Patrick went home to Virginia, and Thomas Jefferson (being in dire financial straits due in no small part to his own book-addiction) offered to sell Congress his own private library: all 6,500 books. With Jefferson's collection to start it off, the new Library of Congress covered not only law, history and economics but also added architecture, botany, science, literature and geography.

The Jefferson books were housed in a special reading room in Congress until 1886, when construction on the current building started.

At the time it was built, it was the largest and most costly library in the world.

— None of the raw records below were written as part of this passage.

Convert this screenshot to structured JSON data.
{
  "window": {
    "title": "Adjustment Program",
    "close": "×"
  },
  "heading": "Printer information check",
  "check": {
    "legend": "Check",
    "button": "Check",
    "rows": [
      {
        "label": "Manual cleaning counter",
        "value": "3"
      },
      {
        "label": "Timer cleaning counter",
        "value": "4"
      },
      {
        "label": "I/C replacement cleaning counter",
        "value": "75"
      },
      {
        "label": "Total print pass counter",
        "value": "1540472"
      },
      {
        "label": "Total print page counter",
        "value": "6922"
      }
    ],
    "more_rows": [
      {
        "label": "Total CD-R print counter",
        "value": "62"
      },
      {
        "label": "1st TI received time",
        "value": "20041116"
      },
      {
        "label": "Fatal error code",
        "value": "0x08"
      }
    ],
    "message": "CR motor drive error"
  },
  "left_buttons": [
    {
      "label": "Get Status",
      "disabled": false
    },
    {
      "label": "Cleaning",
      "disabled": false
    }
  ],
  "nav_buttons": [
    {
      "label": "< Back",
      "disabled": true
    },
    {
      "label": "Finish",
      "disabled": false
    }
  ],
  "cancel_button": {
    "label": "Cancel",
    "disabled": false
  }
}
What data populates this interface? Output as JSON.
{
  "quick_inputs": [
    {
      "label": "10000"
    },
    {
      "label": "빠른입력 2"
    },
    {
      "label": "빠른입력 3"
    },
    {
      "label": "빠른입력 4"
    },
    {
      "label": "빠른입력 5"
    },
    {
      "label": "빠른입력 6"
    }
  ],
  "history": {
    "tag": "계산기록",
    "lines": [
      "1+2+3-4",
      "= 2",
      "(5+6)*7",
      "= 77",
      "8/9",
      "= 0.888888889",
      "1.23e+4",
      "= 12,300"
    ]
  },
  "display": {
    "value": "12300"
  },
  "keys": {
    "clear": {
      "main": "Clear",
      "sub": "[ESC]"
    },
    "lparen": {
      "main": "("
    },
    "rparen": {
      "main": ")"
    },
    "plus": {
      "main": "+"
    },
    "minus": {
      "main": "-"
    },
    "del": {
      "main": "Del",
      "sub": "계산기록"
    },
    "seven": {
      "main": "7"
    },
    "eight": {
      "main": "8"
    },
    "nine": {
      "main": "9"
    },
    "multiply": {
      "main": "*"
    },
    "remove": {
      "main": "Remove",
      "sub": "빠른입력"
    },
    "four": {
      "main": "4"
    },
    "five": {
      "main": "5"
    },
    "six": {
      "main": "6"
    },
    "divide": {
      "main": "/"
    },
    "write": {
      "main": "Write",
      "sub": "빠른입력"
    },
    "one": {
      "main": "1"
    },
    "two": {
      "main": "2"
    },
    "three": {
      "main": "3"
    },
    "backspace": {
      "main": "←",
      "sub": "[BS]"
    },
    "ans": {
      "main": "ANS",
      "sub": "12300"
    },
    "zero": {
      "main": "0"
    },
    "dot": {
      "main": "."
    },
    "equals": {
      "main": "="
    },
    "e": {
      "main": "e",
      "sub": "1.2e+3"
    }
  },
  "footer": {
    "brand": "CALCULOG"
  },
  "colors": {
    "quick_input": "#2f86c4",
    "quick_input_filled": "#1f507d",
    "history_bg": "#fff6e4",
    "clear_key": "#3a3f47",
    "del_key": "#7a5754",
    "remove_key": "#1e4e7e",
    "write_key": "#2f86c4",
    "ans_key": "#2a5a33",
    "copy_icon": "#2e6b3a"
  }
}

This is the main reading room. Visiting this room always makes me hyperventilate-this is the Holy Grail for library lovers.

Look up and you see the rotunda ceiling. It's a completely incorrect architectual or historic fantasy, but I always imagine the Great Library at Alexandria looking something like the Library of Congress's Reading Room.



See! Grand sweeping steps, huge imposing columns, 650 miles of stacks, 32 million books,106 million maps, manuscripts, photographs, films, audio and video recordings, prints and drawings, mosaics and artwork by 50 American artists, bronze and plaster sculptures....why, it's a library!